Bilan

La vague à l’âme

C’est à Oman, lors du premier « Act » des Extreme Sailing Series, que Bilan Luxe a rencontré Ernesto Bertarelli. Très impliqué dans cette monotypie taillée pour la mer – des multicoques de 40 pieds – celui qui vient de célébrer les 10 ans de la victoire mythique en Coupe de l’America fait le point sur sa carrière vélique.
  • Crédits: Nicolas Righetti/Rezo
  • L’extreme 40 Alinghi en course à Oman. Crédits: Lloyd Images

Sur les bords du golfe d’Oman, en ce début de mois de mars, la ville de Mascate accueille les navigateurs engagés dans la course des Extreme 40. En mer, Ernesto Bertarelli et son équipage se préparent à affronter leurs sept concurrents.

A bord, embarquée comme sixième «homme» sur l’Extreme 40 Alinghi, j’ai le privilège d’être jetée directement dans le bain de la compétition. Et le constat est immédiat : à plus de 23 nœuds de vent, évoluer entre les deux coques d’une F1 des mers n’est pas une corde à l’arc du marin d’eau douce que je suis, expérience faite.

Pourtant, ce concept de passager embarqué fait partie intégrante du concept des Extreme Sailing Series : faire vivre la course de l’intérieur à ceux qui le désirent, presque « sans filet », bardés, casqués et accrochés au trampoline tendu entre les deux coques de ces bolides. Encore peu médiatisées en Suisse, les régates d’Extreme 40 sont pensées pour séduire le vaste public. Proche des côtes, même quelquefois au cœur des villes comme à Singapour, chacun des huit « Acts » s’organise près d’une mégapole.

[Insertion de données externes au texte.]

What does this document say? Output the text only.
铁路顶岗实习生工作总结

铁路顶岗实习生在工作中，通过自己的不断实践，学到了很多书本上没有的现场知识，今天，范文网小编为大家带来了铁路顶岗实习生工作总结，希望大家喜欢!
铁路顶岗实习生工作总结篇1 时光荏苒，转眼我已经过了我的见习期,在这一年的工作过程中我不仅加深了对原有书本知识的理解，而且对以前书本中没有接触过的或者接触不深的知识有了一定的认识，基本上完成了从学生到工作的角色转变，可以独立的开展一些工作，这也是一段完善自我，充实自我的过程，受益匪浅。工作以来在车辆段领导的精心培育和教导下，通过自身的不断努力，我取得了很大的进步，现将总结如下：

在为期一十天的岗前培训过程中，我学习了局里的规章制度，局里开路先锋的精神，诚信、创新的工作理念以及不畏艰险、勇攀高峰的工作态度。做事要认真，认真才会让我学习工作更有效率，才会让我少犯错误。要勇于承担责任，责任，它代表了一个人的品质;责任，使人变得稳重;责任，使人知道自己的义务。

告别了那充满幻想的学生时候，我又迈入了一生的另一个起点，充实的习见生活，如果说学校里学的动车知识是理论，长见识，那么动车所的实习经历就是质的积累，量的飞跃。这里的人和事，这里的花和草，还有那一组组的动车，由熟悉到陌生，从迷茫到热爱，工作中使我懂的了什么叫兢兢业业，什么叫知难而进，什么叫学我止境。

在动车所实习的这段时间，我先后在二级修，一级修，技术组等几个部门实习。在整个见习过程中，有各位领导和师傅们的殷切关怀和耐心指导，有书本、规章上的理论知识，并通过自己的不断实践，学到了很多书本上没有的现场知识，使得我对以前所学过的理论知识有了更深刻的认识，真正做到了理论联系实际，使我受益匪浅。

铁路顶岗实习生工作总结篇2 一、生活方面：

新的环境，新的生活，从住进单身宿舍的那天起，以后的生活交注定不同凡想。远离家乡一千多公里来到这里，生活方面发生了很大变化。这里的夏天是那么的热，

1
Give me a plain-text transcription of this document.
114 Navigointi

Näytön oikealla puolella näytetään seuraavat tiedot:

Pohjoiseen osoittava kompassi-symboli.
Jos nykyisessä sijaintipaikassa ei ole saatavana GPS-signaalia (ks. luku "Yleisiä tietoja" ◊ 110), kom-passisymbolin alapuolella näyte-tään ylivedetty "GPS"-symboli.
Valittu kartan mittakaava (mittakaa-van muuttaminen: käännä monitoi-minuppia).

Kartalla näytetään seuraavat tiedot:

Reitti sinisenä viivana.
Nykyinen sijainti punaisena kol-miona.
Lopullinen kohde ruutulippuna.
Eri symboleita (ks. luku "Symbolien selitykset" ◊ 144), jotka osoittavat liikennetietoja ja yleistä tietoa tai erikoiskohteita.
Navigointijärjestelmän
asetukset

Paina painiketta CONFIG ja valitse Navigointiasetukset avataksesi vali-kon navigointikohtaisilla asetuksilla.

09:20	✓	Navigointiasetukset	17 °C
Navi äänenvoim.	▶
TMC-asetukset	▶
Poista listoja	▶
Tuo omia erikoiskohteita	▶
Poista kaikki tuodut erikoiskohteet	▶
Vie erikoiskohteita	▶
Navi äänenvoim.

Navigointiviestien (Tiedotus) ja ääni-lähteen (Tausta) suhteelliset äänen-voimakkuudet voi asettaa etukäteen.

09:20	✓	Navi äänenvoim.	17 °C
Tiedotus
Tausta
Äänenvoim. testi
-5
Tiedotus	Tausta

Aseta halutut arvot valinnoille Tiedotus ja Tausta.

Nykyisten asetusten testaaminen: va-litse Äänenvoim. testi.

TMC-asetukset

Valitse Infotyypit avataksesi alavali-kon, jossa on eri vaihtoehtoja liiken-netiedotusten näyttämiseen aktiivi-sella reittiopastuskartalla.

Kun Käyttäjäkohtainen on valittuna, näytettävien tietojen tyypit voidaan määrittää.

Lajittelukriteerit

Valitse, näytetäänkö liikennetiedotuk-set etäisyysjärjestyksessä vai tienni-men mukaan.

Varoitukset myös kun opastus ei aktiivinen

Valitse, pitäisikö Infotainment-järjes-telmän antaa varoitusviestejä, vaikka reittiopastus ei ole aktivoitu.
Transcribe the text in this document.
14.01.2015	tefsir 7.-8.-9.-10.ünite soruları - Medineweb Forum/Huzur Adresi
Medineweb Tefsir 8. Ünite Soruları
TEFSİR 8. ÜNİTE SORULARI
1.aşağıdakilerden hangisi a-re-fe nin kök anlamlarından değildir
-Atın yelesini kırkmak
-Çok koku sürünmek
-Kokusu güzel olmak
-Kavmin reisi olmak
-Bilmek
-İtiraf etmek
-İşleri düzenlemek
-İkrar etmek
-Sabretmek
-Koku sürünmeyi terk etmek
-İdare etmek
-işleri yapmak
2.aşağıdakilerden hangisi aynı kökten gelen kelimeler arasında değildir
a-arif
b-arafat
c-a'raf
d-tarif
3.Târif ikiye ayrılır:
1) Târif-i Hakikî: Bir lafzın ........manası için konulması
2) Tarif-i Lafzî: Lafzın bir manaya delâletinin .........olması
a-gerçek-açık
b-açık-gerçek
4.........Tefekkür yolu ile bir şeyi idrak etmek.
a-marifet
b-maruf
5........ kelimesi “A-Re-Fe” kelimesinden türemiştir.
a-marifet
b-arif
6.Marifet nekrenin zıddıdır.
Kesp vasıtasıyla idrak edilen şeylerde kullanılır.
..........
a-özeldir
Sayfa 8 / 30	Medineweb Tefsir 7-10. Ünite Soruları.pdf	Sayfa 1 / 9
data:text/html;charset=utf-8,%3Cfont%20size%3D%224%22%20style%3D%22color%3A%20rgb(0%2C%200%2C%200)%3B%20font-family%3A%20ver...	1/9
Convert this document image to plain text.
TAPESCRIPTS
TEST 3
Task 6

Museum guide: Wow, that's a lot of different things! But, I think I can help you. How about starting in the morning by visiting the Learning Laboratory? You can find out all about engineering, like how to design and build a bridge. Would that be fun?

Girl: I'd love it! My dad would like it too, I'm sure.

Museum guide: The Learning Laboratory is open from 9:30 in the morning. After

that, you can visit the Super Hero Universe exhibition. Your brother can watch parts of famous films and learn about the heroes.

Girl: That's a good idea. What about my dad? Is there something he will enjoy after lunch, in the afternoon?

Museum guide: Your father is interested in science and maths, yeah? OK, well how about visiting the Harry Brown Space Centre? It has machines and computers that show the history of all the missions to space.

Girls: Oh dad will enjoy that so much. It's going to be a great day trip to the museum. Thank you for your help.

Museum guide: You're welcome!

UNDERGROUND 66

Les bateaux, capables d’atteindre des vitesses proches de 30 nœuds, attirent la crème des navigateurs. En tête du championnat, Alinghi, barré par Ernesto Bertarelli, surfe sur la bonne vague. Rencontre.

D’où vient cet engouement pour la voile chez les Bertarelli ?

Cela remonte à très loin. Mon père déjà, avant d’épouser ma mère, était un amateur de voile et participait à de nombreuses régates sur monocoque en Méditerranée, dans les années 1950. Par la suite, il a laissé tomber la compétition, mais sans perdre le plaisir de naviguer en croisière, avec la famille.

Chaque été, avec ma sœur, nous attendions avec impatience ce rituel : retrouver notre père pendant deux semaines en mer. Car le reste de l’année il travaillait beaucoup. Nous partions du port de Civitavecchia dans la province de Rome pour naviguer autour de l’île d’Elbe ou du Giglio.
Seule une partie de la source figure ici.